Ngor had never acted before. Casting director Pat Golden spotted him at a Cambodian wedding in Long Beach.

"I talked to Pat Golden and said I think we should do an improvisation with Haing," Joffé said. "He didn't want to do it at first, but I kind of lulled him into doing something — mainly getting him to describe a few things, and he basically began to act them out. I realized this man was a born actor."
But Ngor didn't want to be in the movie.

"I had to do a lot of arm twisting to get him to be in it," Joffé said. "I said, 'You have to play this part. You have to do it for your country. It will be difficult, but I'll be there.'"

Emotions ran high for the Cambodian refugees who worked on the film. Ngor broke into tears during the scene in which a young girl playing a soldier for the Khmer Rouge pulls out a tomato plant Dith had been growing.

"He suddenly stopped in the middle of the scene," Joffé said. Ngor couldn't do it any more. The cold expression on the young girl's face hit too close to home. In the moment, Ngor thought she really was a Khmer Rouge soldier. But Joffe eased his fears and eventually he completed the scene.

Rounding out the cast were John Malkovich as photojournalist Al Rockoff and Julian Sands as British journalist Jon Swain. Sands said the director sent the actors to Thailand a month before shooting started so they could become immersed in the place and the truth of the story.

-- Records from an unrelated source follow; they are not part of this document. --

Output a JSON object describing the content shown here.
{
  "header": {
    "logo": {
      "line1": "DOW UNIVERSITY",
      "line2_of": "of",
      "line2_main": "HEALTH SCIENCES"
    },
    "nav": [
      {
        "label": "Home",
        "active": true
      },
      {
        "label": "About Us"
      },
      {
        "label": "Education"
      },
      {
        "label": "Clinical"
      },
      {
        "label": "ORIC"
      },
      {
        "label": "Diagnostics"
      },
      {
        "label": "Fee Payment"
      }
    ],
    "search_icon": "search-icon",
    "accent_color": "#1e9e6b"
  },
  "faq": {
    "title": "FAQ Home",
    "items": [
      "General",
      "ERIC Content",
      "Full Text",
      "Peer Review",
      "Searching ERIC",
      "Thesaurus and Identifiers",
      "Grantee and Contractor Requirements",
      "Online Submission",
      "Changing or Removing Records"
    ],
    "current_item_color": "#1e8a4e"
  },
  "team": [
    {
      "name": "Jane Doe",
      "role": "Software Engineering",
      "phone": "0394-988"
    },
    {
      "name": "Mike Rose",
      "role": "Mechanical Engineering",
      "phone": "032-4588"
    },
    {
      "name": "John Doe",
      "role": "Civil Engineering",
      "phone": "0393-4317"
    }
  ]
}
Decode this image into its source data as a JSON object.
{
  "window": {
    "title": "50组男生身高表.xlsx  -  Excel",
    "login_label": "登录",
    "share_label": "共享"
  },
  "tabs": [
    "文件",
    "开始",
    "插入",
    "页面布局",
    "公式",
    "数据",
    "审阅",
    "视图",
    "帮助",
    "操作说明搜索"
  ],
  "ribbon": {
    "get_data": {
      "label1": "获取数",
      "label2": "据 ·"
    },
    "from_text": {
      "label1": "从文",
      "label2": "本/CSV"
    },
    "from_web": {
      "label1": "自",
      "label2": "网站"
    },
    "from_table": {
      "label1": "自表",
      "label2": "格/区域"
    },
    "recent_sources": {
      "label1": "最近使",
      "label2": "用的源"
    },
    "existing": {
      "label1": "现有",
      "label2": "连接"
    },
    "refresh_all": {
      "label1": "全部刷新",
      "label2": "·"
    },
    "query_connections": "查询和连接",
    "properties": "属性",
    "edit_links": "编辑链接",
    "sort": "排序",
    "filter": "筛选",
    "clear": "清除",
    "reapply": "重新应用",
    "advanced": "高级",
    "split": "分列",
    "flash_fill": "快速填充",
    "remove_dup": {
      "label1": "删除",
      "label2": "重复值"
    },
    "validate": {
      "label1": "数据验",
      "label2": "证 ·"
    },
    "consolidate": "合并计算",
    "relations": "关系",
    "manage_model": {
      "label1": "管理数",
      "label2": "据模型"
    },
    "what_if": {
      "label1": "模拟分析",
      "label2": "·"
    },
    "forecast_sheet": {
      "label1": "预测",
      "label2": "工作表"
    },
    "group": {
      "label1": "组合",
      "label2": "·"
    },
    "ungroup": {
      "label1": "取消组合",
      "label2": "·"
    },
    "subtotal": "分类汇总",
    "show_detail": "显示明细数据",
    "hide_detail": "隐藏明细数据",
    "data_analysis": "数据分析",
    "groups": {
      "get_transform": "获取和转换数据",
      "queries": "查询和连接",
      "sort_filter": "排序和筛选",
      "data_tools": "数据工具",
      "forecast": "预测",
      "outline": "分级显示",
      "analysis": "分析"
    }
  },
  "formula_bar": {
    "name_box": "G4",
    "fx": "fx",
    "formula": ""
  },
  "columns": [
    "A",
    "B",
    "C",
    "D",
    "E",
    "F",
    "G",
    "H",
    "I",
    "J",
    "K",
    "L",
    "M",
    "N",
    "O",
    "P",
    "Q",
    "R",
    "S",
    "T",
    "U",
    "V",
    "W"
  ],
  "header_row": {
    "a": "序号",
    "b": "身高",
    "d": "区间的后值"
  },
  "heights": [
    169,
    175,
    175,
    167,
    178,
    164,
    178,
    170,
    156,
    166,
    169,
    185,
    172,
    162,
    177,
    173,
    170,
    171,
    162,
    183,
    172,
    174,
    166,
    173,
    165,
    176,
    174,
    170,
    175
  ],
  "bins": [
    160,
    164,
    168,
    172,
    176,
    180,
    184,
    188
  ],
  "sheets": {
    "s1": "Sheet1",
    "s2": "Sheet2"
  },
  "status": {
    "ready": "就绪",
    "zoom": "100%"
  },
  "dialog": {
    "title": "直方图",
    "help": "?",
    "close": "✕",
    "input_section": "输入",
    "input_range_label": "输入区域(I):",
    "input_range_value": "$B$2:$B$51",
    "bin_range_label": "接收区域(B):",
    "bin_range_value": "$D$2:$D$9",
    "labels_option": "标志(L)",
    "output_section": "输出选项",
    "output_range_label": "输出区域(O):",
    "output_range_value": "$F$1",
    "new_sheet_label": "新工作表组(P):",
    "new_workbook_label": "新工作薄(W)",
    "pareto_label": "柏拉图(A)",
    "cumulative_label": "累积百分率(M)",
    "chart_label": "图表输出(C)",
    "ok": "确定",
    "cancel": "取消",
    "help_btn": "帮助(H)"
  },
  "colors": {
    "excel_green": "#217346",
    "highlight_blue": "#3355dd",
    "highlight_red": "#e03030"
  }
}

"I remember the profound impact of visiting the Khmer refugee camps on the Thai-Cambodian border and talking to survivors about their experiences with Haing Ngor as translator," said Sands from Puerto Rico, where he is filming the NBC pirate series "Crossbones" with Malkovich.

Eleven years after winning his Oscar, Ngor was shot to death outside his apartment near Dodger Stadium. Waterston recalled that beyond his costar's "tremendous spine," one could also see an "unbelievable gentleness of spirit."

After completing the film, Waterston and Joffé became involved with Cambodian charities. Joffé still visits the country often and with friends started the Cambodia Trust, which makes artificial limbs and operates a prosthetics school. Waterston, who followed his long stint on NBC's "Law & Order" with HBO's "The Newsroom," has lent his support to an American advocacy organization Refugees International. Puttnam frequently visits Cambodia as the prime ministerial trade envoy to that country as well as Vietnam and Laos.

Before "The Killing Fields," Schanberg said, Cambodians "never knew during their time under the Khmer Rouge whether anybody in the outside world knew about what was happening to them. The truth was, that was pretty true. The movie changed that."